Hell -- your slot car could _Kill_ my slot car !! :lol: 


Love that Lincoln! :thumbsup:


----------



## roadrner (Jul 21, 1999)

Dave,

Mmmmmmmmmmmmm Good! :thumbsup: :thumbsup: 

Now go set up a figure eight with the intersection and go crazy! :devil: 

Dave


----------



## sethndaddy (Dec 4, 2004)

I want one, how much. and another monkeemobile or 4.


----------



## win43 (Aug 28, 2006)

ME TOO!! ME TOO!! And A Monkeemobile!!!!  

Nice looking car Coach


----------



## sethndaddy (Dec 4, 2004)

check it out Jerry, the Monkee mobile was a tan resin Coach sent me about 2 weeks ago. the surfboard Vampire van next to it is a resin I cast, the Willys in the backround was a repaint/decal car I just finished too.


----------



## jack0fall (Sep 8, 2004)

Hey Coach, Are you taking orders for the "Car"? If so I wouldn't mind getting a couple. Man that is just one MEAN looking vehicle... 

Jeff


----------



## 22tall (Jul 28, 2002)

Excellent work coach. Add me to the list of those that must have one. BTW it's the only 1/18 diecast I have.


----------



## coach61 (Sep 6, 2004)

I will see if I can get some poured this week, they are a royal pain very long and low slung so theytend to bow coming out of the mold and annoy the heck out of me...send me a email at [email protected] and i will see how many I can get done before I go POP....lol...


Coach


----------



## mtyoder (Jan 3, 2004)

Dang! Ya beat me to it!
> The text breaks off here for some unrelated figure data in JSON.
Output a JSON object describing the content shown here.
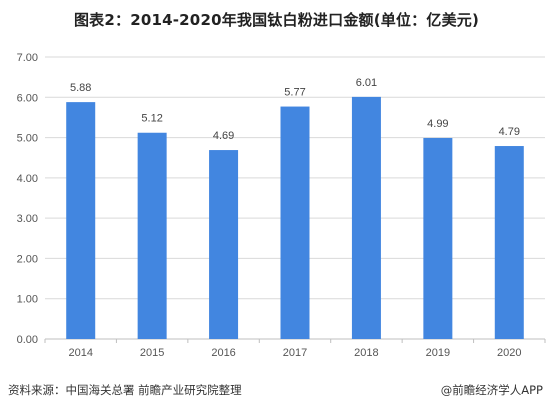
{
  "title": "图表2：2014-2020年我国钛白粉进口金额(单位：亿美元)",
  "source": "资料来源：中国海关总署 前瞻产业研究院整理",
  "brand": "@前瞻经济学人APP",
  "colors": {
    "bar": "#4286e0",
    "grid": "#d9d9d9",
    "axis": "#bfbfbf"
  },
  "chart_data": {
    "type": "bar",
    "title": "图表2：2014-2020年我国钛白粉进口金额(单位：亿美元)",
    "xlabel": "",
    "ylabel": "",
    "categories": [
      "2014",
      "2015",
      "2016",
      "2017",
      "2018",
      "2019",
      "2020"
    ],
    "values": [
      5.88,
      5.12,
      4.69,
      5.77,
      6.01,
      4.99,
      4.79
    ],
    "value_labels": [
      "5.88",
      "5.12",
      "4.69",
      "5.77",
      "6.01",
      "4.99",
      "4.79"
    ],
    "yticks": [
      "0.00",
      "1.00",
      "2.00",
      "3.00",
      "4.00",
      "5.00",
      "6.00",
      "7.00"
    ],
    "ylim": [
      0,
      7
    ],
    "grid": true,
    "legend": "none"
  }
}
Gotta make time to make one!


----------



## JordanZ870 (Nov 25, 2004)

Mr Yoder, you have the DC of The car?


----------



## Omega (Jan 14, 2000)

OK, Who watched the movie last night on Direct TV's Chillers channel? I Did, what a great movie

Dave


----------



## coach61 (Sep 6, 2004)

Omega said:


> OK, Who watched the movie last night on Direct TV's Chillers channel? I Did, what a great movie
> 
> Dave



My wife when we buy a car always lloks for cup holders, storage space for maps etc.. i always check the horn.. can I make it sound spooky when coming upon Bicyclists or musicians...lol...I wore out one video and got another, need the dvd so I can get the extras if any on it.. I have a question, how many people cheered when the female lead got it in her living room? lol


Dave


----------



## Bill Hall (Jan 6, 2007)

Hey Coach!

Is that my 550 Spyder lurking in the background?

Looks GREAT!


----------



## JordanZ870 (Nov 25, 2004)

I just scored a NEW copy on vhs! :thumbsup:


----------



## tjd241 (Jan 25, 2004)

*Coach ! ....*

That body looks like a real squirrel squish'n deer smack'n son of a gun if I ever saw one. Nice work... nd

Hey BTW... Is it me or does the picture of Joe's cat look like it's getting angrier and angrier every day?


----------



## coach61 (Sep 6, 2004)

Bill Hall said:


> Hey Coach!
> 
> Is that my 550 Spyder lurking in the background?
> 
> Looks GREAT!



Could be Bill , could well be....


----------